Sono 13 le persone accusate di omicidio, incendio doloso e sabotaggio anche per aver tentato di insabbiare l’inchiesta sulla strage di 215 persone e la devastazione del porto e parte della città libanese
di Cecilia Scaldaferri
AGI – Il giudice libanese Tarek Bitar, che indaga sulla devastante esplosione che nell’agosto 2020 ha distrutto il porto di Beirut e parte della città, ha incriminato altre otto persone, tra cui il procuratore generale Ghassan Oueidat e altri tre magistrati.
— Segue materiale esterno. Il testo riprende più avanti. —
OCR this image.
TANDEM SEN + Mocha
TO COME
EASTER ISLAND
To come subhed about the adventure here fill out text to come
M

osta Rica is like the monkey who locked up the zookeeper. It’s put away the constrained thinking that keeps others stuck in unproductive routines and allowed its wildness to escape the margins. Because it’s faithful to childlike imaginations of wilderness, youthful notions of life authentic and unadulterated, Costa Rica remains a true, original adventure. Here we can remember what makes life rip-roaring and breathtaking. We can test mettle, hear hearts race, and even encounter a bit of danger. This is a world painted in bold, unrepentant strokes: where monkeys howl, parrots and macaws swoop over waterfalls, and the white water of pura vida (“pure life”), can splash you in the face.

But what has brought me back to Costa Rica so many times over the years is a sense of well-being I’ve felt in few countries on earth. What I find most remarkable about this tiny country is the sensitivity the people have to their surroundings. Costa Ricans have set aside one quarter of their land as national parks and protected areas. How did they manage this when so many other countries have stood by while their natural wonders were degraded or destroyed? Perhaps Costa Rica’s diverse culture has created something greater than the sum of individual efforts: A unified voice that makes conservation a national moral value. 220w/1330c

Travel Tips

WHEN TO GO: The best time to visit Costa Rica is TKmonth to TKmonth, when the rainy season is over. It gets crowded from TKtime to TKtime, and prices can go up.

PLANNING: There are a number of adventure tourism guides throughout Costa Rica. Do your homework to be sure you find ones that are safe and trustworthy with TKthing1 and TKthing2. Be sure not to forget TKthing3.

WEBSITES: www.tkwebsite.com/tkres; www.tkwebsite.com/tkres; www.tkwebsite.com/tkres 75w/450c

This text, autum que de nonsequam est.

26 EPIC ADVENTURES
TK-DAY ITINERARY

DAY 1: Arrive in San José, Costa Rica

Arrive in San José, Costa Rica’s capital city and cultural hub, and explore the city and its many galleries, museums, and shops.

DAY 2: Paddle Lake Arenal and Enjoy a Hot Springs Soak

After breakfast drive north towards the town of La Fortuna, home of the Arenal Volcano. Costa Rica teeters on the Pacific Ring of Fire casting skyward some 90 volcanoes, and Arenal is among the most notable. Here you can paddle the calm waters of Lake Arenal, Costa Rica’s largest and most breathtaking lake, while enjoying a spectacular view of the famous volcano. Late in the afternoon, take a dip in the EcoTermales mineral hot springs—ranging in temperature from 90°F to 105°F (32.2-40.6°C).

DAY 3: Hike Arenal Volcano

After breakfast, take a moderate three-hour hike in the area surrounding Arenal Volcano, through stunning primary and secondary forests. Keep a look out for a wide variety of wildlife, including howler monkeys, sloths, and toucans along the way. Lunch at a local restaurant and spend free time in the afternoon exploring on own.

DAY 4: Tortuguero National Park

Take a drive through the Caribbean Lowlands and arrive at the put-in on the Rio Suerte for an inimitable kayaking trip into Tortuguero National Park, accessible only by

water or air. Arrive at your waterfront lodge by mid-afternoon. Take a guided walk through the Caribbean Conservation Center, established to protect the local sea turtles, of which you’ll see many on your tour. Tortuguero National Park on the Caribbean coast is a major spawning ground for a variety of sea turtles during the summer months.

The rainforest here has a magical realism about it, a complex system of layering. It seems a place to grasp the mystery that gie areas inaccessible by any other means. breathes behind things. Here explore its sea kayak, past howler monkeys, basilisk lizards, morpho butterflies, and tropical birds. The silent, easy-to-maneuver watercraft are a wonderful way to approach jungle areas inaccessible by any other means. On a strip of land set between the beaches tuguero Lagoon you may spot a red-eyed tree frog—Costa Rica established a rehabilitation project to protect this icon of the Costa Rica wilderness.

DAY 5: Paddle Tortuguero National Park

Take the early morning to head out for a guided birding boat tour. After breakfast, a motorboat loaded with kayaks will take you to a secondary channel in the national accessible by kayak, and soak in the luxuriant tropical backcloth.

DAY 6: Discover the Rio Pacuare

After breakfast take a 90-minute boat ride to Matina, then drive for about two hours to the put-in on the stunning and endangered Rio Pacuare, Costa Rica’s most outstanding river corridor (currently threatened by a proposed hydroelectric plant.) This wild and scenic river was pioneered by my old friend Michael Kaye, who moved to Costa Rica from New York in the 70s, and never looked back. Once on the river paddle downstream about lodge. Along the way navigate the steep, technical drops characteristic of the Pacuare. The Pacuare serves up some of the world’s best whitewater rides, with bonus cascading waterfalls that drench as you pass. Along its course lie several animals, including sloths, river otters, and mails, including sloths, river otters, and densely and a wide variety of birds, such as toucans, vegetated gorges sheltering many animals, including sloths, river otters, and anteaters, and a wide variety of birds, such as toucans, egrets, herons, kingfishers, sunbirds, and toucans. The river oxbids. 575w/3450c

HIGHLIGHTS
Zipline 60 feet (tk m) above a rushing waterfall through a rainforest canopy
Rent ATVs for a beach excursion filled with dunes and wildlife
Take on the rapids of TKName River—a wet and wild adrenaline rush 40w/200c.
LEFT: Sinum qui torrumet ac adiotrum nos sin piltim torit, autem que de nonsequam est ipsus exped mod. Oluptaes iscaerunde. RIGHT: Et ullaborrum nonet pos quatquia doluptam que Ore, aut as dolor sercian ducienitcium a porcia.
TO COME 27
Lo ha riferito una fonte giudiziaria, precisando che le accuse nei loro confronti è di “omicidio, incendio doloso e sabotaggio”.

In tutto, sono 13 le persone accusate nell’ambito dell’inchiesta, fortemente ostacolata dai poteri politici che hanno cercato in tutto i modi di insabbiarla, bloccando di fatto per oltre un’anno l’operato di Bitar che proprio ieri ha ripreso in mano il fascicolo. Tra le persone già finite nel mirino della giustizia, ci sono l’ex premier Hassan Diab, l’ex ministro dei Lavori Pubblici, Yousef Fenianos, l’ex ministro delle Finanze Ali Hassan Khalil e l’ex ministro dei Lavori Pubblici Ghazi Zeiter.
Nuovi interrogatori sono stati fissati nella settimana tra il 6 e il 13 febbraio ma Diab ha già rifiutato. Tra i nomi nella lista filtrati ieri anche quelli dell’ex direttore della Sicurezza generale, Abbas Ibrahim, vicino a Hezbollah, e del capo della Sicurezza di Stato, Tony Saliba, alleato dell’ex presidente cristiano maronita Michel Aoun. Bitar è stato duramente attaccato da Hezbollah e dal partito affiliato Amal che lo accusano di essere parziale e ne hanno chiesto l’esonero a più riprese, organizzando anche manifestazioni di protesta.
All’inizio del 2021 il suo predecessore era stato rimosso dopo aver incriminato politici di alto livello; lo stesso Bitar ha dovuto affrontare decine di procedimenti nei suoi confronti e il ministero dell’Interno non ha dato seguito ai mandati di arresto da lui ordinati, ostacolando l’inchiesta. La stampa allineata con il movimento sciita lo ha accusato di “agire su ordine degli americani e con il sostegno giudiziario europeo”. L’ambasciata di Washington a Beirut ha immediatamente postato un tweet in cui ha espresso sostegno alle autorità libanesi, esortandole a “condurre un’indagine tempestiva e trasparente”.